ECLI:NL:RBROT:2010:BN7878

Rechtbank Rotterdam

Datum uitspraak
28 juli 2010
Publicatiedatum
5 april 2013
Zaaknummer
318025 / HA ZA 08-2684
Instantie
Rechtbank Rotterdam
Type
Uitspraak
Rechtsgebied
Civiel recht
Procedures
  • Eerste aanleg - enkelvoudig
Rechters
  • Mr. Van Zelm van Eldik
Vindplaatsen
  • Rechtspraak.nl
AI samenvatting door LexboostAutomatisch gegenereerd

Verplichting tot zekerheidstelling voor buitenlandse vennootschappen in civiele procedures

In deze civiele zaak, behandeld door de Rechtbank Rotterdam, is op 28 juli 2010 een vonnis gewezen in de zaak tussen Jaro Holdings Limited, gevestigd te Guernsey, en I.T. Go c.s., een groep van gedaagden waaronder I.T. Go Limited en andere natuurlijke personen. De rechtbank heeft zich gebogen over de vraag of Jaro verplicht was om zekerheid te stellen voor de proceskosten in het kader van een vordering van I.T. Go c.s.
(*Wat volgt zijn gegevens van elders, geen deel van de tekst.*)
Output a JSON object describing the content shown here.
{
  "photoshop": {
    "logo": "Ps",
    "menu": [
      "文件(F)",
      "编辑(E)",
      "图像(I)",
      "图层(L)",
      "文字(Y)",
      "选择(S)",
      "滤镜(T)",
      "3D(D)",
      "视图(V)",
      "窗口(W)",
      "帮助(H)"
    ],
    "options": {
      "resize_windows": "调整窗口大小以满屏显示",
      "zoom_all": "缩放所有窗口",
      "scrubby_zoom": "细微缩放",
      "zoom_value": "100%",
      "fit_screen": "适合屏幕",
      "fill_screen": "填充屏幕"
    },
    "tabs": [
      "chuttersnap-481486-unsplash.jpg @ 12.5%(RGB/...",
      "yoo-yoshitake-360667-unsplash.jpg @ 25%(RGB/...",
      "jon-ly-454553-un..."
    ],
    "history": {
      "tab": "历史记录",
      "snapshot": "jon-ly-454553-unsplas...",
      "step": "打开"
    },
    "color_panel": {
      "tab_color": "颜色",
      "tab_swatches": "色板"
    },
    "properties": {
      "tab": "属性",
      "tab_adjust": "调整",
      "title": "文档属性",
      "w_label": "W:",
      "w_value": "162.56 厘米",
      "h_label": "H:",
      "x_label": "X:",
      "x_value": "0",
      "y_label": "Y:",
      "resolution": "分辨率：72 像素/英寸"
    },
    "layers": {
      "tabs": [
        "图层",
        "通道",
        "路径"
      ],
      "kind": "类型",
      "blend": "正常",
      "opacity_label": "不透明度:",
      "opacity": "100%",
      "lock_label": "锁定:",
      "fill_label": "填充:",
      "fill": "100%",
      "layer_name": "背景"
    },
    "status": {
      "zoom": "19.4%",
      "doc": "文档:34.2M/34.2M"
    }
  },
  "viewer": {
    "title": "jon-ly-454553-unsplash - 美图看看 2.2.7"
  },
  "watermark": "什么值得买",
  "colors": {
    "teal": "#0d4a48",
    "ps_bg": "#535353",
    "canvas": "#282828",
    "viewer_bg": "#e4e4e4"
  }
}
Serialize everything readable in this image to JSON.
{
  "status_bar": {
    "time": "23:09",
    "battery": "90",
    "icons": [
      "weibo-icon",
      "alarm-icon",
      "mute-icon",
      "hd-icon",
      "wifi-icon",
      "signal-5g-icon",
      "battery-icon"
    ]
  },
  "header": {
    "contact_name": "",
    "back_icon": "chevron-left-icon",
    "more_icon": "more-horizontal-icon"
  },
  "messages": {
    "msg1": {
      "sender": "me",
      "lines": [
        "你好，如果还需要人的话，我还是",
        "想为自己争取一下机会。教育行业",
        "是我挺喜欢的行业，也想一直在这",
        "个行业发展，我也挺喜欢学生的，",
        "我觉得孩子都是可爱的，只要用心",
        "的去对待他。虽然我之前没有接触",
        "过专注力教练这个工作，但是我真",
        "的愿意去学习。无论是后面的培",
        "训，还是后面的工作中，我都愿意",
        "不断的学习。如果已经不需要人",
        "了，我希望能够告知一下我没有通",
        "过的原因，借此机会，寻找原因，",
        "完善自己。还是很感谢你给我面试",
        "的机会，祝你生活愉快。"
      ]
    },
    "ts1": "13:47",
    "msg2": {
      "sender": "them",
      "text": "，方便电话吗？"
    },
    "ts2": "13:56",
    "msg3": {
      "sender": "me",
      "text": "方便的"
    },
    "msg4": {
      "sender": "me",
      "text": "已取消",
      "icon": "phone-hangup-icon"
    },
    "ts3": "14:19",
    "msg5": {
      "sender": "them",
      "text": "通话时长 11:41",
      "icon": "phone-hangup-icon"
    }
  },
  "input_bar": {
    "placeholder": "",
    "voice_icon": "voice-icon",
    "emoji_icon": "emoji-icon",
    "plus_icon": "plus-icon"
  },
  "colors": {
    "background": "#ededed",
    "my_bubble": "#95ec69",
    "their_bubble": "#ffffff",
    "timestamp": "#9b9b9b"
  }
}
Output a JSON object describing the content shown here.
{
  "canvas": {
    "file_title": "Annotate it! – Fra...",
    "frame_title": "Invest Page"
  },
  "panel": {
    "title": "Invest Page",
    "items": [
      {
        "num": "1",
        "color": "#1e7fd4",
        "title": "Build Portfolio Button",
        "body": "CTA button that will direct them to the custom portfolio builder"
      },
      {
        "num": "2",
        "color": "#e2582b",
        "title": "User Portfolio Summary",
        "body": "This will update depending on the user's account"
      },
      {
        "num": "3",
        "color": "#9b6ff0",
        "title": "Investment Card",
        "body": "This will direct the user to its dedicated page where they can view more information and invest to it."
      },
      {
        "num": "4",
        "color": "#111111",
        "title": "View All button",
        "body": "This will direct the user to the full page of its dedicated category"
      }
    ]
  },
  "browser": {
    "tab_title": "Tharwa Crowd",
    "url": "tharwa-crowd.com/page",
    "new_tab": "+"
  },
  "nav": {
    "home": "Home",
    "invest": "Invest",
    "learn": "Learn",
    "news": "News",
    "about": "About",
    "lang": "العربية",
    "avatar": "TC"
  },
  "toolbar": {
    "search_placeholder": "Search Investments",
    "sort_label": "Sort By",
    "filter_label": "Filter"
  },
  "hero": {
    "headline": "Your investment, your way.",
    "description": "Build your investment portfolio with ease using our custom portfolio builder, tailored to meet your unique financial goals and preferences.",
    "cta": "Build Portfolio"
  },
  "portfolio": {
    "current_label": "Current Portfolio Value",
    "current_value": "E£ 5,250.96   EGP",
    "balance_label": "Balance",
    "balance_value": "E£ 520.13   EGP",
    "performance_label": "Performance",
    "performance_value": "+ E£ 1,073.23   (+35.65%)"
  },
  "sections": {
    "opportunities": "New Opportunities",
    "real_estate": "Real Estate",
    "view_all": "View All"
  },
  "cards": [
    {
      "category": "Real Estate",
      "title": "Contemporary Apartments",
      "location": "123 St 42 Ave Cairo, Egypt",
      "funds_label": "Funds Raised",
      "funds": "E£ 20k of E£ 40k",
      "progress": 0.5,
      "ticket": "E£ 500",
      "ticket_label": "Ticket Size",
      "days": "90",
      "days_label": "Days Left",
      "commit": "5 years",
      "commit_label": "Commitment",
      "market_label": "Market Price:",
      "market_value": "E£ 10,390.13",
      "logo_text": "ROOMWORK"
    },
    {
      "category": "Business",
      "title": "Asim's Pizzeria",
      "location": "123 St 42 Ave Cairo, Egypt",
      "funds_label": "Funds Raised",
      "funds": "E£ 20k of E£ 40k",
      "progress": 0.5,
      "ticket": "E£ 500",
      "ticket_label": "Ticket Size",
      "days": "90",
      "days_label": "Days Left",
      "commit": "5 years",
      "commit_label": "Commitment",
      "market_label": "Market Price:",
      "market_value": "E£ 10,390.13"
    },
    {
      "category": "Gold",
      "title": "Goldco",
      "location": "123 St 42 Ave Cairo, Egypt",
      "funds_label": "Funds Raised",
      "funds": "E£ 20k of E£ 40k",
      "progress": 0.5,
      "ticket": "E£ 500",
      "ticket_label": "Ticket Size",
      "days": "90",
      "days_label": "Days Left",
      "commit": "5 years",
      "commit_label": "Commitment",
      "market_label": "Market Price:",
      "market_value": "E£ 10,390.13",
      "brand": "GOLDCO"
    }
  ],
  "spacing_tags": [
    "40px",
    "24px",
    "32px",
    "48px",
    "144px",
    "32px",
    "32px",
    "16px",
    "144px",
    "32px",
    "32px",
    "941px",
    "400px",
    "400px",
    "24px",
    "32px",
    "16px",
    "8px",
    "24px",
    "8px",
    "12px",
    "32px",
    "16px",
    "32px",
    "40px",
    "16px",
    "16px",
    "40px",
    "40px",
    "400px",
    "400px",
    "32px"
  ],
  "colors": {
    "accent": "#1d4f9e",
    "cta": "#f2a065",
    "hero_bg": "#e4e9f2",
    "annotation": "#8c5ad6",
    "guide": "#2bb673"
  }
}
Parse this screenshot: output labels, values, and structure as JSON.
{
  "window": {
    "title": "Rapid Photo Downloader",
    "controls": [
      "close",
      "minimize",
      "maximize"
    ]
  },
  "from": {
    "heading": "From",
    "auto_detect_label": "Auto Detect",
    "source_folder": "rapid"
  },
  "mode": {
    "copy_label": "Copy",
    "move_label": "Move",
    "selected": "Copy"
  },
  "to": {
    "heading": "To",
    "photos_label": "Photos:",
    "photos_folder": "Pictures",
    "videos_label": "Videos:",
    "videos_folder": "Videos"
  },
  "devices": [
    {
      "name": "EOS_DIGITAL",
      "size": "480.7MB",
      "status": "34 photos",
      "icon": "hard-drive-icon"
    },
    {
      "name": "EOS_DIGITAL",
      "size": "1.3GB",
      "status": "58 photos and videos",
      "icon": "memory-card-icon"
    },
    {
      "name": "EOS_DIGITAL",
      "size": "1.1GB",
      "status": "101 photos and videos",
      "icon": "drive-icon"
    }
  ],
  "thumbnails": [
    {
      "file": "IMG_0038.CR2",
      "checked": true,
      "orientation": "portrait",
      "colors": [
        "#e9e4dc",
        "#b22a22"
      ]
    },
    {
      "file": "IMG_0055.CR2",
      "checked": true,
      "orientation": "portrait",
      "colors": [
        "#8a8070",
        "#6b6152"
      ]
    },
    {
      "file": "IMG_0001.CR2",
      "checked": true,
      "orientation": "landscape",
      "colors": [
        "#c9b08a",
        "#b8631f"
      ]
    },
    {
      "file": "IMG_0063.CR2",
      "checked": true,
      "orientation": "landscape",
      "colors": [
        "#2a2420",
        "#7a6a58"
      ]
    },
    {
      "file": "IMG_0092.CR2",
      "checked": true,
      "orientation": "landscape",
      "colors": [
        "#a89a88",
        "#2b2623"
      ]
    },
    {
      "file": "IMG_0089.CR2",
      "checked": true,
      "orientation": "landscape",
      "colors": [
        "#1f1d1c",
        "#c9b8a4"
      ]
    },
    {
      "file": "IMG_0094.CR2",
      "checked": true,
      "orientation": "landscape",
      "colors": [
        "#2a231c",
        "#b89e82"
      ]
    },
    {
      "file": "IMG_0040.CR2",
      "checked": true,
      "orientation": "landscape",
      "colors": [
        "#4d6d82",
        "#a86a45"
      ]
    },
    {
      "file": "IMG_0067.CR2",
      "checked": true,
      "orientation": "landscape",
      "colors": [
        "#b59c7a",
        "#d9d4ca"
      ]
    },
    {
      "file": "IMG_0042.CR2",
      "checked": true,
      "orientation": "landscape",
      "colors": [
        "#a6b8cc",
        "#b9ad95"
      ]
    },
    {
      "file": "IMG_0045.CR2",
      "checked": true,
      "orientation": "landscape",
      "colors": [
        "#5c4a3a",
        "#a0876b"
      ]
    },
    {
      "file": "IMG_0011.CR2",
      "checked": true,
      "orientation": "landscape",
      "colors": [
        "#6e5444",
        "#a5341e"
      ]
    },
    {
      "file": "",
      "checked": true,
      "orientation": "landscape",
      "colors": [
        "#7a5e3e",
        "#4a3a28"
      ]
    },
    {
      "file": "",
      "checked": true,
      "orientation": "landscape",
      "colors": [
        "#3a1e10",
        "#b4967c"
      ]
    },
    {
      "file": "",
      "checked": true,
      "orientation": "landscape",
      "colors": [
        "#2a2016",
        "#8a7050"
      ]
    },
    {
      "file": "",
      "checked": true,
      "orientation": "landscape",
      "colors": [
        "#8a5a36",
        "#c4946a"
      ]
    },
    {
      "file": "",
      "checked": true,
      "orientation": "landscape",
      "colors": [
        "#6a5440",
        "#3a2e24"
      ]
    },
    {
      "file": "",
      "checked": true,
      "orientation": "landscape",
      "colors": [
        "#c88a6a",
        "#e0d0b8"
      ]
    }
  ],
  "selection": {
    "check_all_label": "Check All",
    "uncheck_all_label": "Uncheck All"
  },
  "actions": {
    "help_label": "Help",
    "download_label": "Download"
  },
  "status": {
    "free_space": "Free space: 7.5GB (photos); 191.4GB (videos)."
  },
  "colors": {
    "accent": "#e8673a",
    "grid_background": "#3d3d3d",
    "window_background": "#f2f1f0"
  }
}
De rechtbank heeft in haar eerdere vonnis van 19 mei 2010 reeds aangegeven dat op basis van het Aanvullend Verdrag tussen Nederland en het Verenigd Koninkrijk, Jaro niet verplicht is om zekerheid te stellen voor de proceskosten, omdat de onderdanen van een der partijen in de gebieden van de andere partij niet verplicht zijn om zekerheid te stellen in gevallen waarin een onderdaan van die partij dat onder gelijke omstandigheden niet hoeft te doen. Dit verdrag is van kracht en is niet vervangen door latere Europese verordeningen, zoals de EEX-verordening.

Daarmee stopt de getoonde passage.